Some facts and history about the labor movement:
1872: Oh, Canada! The day originates in the north.
Many Americans consider Labor Day a uniquely American experience, but Labor Day’s beginnings stem from Canada. The Toronto Printers Union was lobbying for a shorter work week and went on strike that year, drawing 10,000 supporters to their parade.
1882: The first American Labor Day rally took place in New York City on September 5.
Before Labor Day became a national holiday in 1894, 10,000 citizens marched through NYC demanding better working conditions in protest of the 12-hour work day.
1894: Labor Day becomes an official holiday.
Making Labor Day an official national holiday a part of his political campaign, President Grover Cleveland made good on his promise, and signed a law making Labor Day an officially recognized U.S. holiday.
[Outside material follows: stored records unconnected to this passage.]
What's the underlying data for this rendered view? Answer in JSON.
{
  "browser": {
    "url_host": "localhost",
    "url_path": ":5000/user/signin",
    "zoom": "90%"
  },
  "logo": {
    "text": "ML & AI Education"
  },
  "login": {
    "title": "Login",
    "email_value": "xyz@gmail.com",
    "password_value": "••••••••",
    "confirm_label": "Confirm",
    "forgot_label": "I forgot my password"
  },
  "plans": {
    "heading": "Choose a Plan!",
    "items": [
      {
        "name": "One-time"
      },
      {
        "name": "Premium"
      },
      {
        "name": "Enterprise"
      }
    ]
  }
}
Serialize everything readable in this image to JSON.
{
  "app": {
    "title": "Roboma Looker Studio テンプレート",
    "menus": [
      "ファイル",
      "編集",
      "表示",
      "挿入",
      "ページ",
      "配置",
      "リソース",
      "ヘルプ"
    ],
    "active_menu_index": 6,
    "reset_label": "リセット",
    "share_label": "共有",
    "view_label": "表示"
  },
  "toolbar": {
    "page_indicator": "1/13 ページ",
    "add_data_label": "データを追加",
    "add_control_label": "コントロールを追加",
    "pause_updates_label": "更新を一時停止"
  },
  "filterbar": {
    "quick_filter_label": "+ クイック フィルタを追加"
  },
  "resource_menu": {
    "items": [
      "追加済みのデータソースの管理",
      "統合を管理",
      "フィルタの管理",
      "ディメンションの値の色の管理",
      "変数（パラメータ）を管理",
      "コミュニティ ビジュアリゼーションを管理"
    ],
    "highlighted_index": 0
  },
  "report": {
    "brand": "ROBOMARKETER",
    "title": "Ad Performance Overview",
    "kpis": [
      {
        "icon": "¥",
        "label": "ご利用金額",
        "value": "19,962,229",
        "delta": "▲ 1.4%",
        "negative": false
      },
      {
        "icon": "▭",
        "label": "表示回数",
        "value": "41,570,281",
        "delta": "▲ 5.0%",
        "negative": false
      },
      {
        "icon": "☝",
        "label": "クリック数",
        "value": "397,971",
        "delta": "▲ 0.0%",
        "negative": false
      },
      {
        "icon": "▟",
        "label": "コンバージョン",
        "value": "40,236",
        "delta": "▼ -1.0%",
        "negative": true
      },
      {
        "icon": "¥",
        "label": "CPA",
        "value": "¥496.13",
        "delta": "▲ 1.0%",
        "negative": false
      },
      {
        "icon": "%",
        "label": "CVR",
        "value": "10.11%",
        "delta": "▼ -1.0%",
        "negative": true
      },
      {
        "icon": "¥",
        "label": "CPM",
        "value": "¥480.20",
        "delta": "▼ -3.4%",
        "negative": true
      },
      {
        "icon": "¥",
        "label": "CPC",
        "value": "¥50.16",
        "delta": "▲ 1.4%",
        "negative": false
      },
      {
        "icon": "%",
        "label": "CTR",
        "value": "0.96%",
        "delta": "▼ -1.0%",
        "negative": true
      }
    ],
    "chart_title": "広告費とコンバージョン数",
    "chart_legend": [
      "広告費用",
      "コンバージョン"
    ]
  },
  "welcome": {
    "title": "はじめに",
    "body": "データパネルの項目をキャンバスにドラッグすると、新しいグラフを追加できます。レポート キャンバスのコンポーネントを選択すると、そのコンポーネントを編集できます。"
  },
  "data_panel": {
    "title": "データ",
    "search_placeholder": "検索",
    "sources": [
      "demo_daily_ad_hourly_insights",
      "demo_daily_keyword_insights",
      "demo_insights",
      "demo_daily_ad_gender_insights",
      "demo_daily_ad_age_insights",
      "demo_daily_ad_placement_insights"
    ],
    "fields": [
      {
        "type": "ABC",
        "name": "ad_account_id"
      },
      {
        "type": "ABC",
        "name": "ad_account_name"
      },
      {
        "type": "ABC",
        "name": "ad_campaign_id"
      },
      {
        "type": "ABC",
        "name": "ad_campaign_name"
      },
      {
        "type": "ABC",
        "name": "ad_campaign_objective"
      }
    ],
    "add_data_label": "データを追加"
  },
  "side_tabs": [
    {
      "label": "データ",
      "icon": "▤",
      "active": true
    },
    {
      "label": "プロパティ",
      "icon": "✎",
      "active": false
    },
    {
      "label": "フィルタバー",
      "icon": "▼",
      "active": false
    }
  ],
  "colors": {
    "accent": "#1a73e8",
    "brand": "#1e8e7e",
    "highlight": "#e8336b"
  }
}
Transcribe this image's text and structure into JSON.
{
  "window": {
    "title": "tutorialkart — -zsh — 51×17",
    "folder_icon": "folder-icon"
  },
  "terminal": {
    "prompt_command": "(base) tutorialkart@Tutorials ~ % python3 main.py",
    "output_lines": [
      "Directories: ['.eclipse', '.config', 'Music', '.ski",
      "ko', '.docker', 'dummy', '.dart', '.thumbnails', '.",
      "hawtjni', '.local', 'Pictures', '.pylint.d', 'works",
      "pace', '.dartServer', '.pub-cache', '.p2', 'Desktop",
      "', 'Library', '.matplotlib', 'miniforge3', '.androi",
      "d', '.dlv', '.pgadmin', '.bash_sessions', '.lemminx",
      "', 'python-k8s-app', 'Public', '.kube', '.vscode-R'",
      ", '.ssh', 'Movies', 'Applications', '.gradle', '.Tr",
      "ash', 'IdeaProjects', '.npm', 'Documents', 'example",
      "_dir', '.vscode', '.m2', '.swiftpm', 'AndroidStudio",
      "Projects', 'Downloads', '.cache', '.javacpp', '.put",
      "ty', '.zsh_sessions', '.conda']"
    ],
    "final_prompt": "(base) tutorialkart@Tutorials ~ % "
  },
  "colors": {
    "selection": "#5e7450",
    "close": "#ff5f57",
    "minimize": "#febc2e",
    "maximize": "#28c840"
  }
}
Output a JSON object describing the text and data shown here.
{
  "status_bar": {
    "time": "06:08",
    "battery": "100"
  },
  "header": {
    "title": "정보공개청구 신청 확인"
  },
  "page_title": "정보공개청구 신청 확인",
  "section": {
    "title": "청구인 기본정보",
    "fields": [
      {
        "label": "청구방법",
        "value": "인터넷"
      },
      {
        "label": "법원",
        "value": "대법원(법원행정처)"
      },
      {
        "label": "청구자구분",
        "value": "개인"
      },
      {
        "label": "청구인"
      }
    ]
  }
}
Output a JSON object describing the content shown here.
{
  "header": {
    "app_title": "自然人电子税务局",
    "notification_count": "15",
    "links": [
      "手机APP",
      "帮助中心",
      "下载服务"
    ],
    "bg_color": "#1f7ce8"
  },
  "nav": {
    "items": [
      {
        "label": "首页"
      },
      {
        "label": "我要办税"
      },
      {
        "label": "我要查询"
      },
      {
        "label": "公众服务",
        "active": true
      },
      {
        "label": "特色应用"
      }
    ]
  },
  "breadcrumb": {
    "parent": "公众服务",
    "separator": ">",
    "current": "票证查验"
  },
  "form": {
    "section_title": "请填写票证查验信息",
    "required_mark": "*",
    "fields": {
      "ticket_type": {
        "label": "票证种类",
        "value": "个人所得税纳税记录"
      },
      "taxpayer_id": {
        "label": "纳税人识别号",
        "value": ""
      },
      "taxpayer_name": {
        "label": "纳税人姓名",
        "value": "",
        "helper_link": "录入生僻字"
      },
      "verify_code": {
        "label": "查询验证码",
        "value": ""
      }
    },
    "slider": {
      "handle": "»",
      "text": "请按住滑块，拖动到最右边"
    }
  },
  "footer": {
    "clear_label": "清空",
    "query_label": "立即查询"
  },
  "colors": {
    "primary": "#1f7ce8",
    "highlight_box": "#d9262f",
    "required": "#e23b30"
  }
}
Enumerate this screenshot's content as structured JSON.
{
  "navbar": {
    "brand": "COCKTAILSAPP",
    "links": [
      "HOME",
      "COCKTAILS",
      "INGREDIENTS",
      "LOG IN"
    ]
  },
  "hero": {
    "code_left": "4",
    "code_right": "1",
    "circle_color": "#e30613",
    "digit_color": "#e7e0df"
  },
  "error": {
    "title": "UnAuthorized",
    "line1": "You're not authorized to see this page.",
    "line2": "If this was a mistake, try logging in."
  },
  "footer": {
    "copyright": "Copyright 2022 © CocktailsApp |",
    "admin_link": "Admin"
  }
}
1897: Coal miners increase their union numbers ten times over.
The coal miners’ strike that year by the United Mine Workers of America increased membership from 10,000 to 115,000 and was one of many strikes by the miners around the turn of the century.
1919: Members of the Actors Equity Association protest Broadway theaters in New York.
Left with no performances, fans were bewitched to see the celebrities of the time – Lionel Barrymore, Eddie Cantor, and Marie Dressler– strutting on the picket lines instead of the stage.
1954: Unionization hits its peak in the U.S.
According to the Congressional Research Service, 34.8 percent of the American workforce was unionized that year.
1968: At the time of his assassination in Memphis, Tennessee, Martin Luther King, Jr. was in town to support the sanitation workers’ strike.
In the late 1960s, King’s activism increasingly shifted from basic civil rights to issues of systemic poverty, unemployment, and barriers of economic opportunity for all Americans.
2015: Today, the National Education Association is the largest union in the country, with 3.2 million members.
Continue to show your support for fair wages, safe working conditions, and respect on the job so that we can uphold the tradition of Labor Day!